In 2008 Sheldrick published a review paper [Sheldrick, Acta Cryst. (2008), A64, 112–122] about the system, noting that it might serve as a general literature citation whenever any of the SHELX programs were used. The paper has since received no fewer than 38,000 citations making it the highest-ranked paper published in the last two decades, according to a recent study that appeared in Nature [Van Noorden et al. Nature, (2014), 514, 505-553].
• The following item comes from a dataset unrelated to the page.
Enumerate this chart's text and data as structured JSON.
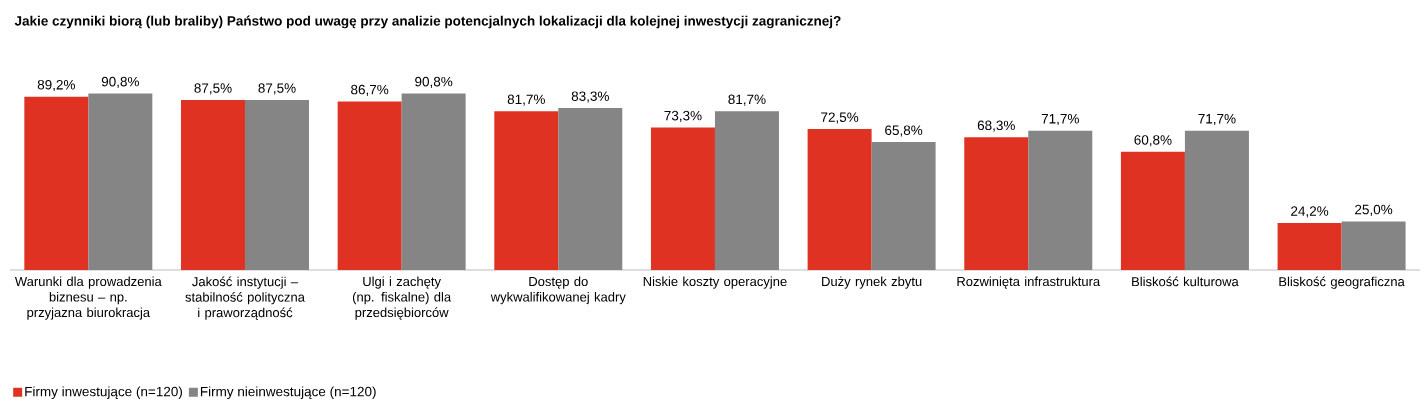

This latest addition to the SHELX program [Sheldrick, Acta Cryst. (2015). A71, 3-8; doi:10.1107/S2053273314026370] employs a novel dual-space algorithm to solve the phase problem for single-crystal reflection data expanded to the space group P1. Missing data are taken into account and the resolution extended if necessary. In testing, SHELXT has already solved many thousands of structures with a high success rate.
A recent upgrade to the SHELXL refinement program is also available [Sheldrick, Acta Cryst. (2015), C71, 3-8; doi:10.1107/S2053229614026540].
In a recent interview for the IUCr the author, commenting on why he thought the SHELX programs are so well received, said, “the programs are extremely robust and adopt a strict 'zero dependencies' philosophy, i.e. no third-party libraries, DLLs, environment variables etc. are required to run them”.